Be wary of prices that seem too good to be true. After all, this is your face we’re talking about! According to Buzzetta, eyebrow microblading done by a qualified technician or esthetician will range in cost from $600 to $900, which also includes a follow-up appointment for touch-ups.
These touch-up treatments are just as important as the initial tattoo technique. During the healing process, as the scabbing heals and falls off, sparse areas or spots where the pigment fell out will be revealed. “This is the opportunity to make minor adjustments to perfect the brow,” says Buzzetta. “Pigment color may need to be adjusted, or more strokes may need to be added to give the appearance of dimension.” Your microblading artist can easily and quickly go back in and touch-up those spots.
These touch-up appointments also resemble another tattooing technique called eyebrow microshading. This younger sister to microblading involves just filling in sparse and select areas rather than the entire brow.
According to Coombs, there are a few different skin types that should avoid getting microbladed brows all together. “These skin types include excessively oily skin, extremely sensitive skin, and very thin, fragile skin,” she says.
“I wouldn’t recommend microblading for clients with oily, aged, or sun-damaged skin or clients with darker skin,” says Buzzetta. “If microblading is done on an improper candidate the results can vary from little to no pigment retention, damaged skin, or altered color.” And like any tattoo technique, if you’re on blood thinners, speak to your doctor or provider beforehand.
If you’re ever unsure about the side-effects or if you’re a good candidate, your eyebrow technician can assess your skin during a consultation before you book the full treatment.
“Microbladed eyebrows are very easy to care for, but they’re very easy to mess up if aftercare instructions are not followed properly,” says Buzzetta. Tweak your skincare routine to avoid getting your brows wet for two days—try using a micellar water in place of your usual facial cleanser and avoid the brow area. Apply a thin layer of a non-petroleum ointment to your brows several times a day for six days. This will help keep the scabbing to a minimum. Scabs are a natural part of the skin's healing process, but keeping the area protected by an ointment will help them stay clean (plus, it’ll stop the temptation to pick off the scabs—do not do this!). On day three, wash your brows twice daily with a gentle cleanser and water and reapply your ointment, says Buzzetta. Your brows should be fully healed after about a week.
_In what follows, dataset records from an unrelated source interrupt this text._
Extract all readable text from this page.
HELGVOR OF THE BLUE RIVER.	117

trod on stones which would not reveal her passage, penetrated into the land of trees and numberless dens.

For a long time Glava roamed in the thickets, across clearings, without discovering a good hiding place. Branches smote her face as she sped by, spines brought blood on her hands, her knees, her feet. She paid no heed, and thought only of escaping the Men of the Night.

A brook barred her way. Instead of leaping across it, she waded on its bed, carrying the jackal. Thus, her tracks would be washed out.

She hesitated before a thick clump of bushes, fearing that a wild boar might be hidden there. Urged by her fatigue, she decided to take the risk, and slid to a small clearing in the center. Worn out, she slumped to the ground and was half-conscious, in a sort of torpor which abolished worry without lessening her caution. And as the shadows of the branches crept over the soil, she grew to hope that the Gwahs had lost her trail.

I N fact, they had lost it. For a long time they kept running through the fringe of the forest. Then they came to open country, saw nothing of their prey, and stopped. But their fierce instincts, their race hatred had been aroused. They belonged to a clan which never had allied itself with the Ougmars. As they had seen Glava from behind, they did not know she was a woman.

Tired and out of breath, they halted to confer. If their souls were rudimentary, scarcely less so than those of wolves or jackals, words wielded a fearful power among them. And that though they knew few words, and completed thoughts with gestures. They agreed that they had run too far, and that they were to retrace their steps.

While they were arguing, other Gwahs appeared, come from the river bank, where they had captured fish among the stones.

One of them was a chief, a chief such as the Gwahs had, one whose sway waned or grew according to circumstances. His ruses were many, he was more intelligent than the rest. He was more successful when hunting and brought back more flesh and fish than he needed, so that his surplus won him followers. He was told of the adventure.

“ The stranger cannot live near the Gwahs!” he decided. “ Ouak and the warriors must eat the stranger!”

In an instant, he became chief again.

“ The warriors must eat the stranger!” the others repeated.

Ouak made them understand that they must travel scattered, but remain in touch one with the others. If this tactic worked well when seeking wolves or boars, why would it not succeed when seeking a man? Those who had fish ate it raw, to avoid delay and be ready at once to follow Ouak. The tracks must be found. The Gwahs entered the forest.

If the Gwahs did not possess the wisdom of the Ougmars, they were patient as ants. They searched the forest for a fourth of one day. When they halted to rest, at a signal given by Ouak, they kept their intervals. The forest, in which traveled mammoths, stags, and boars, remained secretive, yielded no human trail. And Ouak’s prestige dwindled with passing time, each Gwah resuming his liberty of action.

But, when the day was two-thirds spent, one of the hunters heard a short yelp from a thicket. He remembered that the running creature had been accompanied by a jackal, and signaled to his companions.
Coombs suggests cleaning brow often as well (once those initial two days of dry skin pass). “It is very important that you clean your brows twice a day for seven days following your treatment to minimize any risk of infection,” she says. You should also avoid skincare that speeds up skin’s healing process, like retinol and peels, near the brow area after you’ve been microblading. Both retinol products and peels can fade the pigment faster.
You may also need to avoid intense exercise while the skin around the eye area heals. Also important to note: Don’t panic when your brows look dramatically darker than you were expecting at first. “They’ll soften in color by up to 40 or 50 percent once healed,” says Wu.
What are your eyebrow goals? Would you ever try microblading?